The United States Postal Service says the slowing of the economy has had a big impact on its bottom line, and if it doesn’t get a very large infusion of cash soon, it may be forced out of business.

Trump and his minions wouldn’t mind that, especially at a time when there’s a push to allow more voting by mail, and he has blocked potential emergency funding for the post office. Forget the fact that the service is enshrined in the US Constitution as a public service (which, by the way, is not subsidized by taxpayers, but by its customers). This administration probably wants to privatize it and give the contract to Jared Kushner.

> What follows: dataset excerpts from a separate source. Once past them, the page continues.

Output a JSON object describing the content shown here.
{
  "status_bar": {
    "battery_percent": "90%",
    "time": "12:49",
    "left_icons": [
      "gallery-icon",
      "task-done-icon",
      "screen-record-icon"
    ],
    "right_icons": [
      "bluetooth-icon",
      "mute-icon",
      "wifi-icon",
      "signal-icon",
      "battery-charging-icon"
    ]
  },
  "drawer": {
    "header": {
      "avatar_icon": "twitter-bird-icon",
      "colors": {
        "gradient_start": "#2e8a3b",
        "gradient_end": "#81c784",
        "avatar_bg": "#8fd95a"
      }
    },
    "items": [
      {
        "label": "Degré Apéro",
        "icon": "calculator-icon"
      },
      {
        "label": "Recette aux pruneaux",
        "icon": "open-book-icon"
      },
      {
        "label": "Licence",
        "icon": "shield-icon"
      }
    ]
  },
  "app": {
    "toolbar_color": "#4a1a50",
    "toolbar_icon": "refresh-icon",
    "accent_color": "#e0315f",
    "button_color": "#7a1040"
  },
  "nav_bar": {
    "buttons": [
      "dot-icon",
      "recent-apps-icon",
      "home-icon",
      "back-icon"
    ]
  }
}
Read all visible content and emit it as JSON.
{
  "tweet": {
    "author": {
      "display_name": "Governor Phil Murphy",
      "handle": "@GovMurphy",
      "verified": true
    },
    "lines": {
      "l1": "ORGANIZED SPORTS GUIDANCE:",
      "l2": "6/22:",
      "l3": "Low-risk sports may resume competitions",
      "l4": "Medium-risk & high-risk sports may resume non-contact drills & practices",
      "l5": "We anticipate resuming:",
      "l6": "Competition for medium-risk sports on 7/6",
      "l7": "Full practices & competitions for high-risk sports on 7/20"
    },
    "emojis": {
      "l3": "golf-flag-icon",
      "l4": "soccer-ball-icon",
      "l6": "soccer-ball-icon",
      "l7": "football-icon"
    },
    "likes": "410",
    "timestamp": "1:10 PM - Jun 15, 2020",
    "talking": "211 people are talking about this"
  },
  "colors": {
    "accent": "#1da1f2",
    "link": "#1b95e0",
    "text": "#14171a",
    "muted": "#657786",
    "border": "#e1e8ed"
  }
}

If you think that’s a good idea, or that UPS or FedEx could do the job better, you should know that those companies are actually customers of the USPS, which does the last-mile delivery of many of their packages to both business and residential addresses — particularly in rural areas where, ironically, many Trump voters live.

I think losing the USPS would be a tragedy, but I also think it could try some service reductions first.

In 2013, the Postmaster General said eliminating Saturday delivery would save $2 billion a year, but Congress refused to consider that notion, despite polls at the time showing 70% of us wouldn’t miss Saturday delivery one bit. If enacted, I’d bet that within a month or two, you wouldn’t even remember to check your mailbox on the weekend.

But the no-Saturday-mail idea wasn’t radical enough. We don’t need daily residential mail service anymore, so why not cut it back to every other day?

With e-mail and texting and cell phones, who writes letters anymore? So much of our life has moved online that the only mail I get these days is pure junk, and there’s no urgency in getting that to my mailbox, just so I can carry it inside and throw it in the recycle bin. Prescription refills could easily wait a day, as could the vast majority of Amazon packages. Even the few bills that still come with a stamp on them give me enough of a grace period that the delayed delivery would have no impact.

Wouldn’t this mean lots of letter carriers and other postal employees being laid off? Yes, but the way the USPS is going, they’re going to lose their jobs anyway.

Want to save more money? Instead of raising the postage rate by a penny every couple of years, why not make postage stamps free, underwritten by corporate sponsors? There are plenty of major corporations who would like that space on the envelope to promote their products, and would happily partner with the postal service to expand the brand. Imagine being able to get company-logo stamps not just at the post office, but at any McDonald’s restaurant or 7-11 store or Starbucks outlet. Then, when the USPS costs went up, they’d pass along the expense to their clients, not their users.

Under my plan, you’d never again see this on an envelope: “Affix stamp here. The post office will not deliver without proper postage.”

As if anyone who doesn’t already understand the stamp concept would know what “affix” means.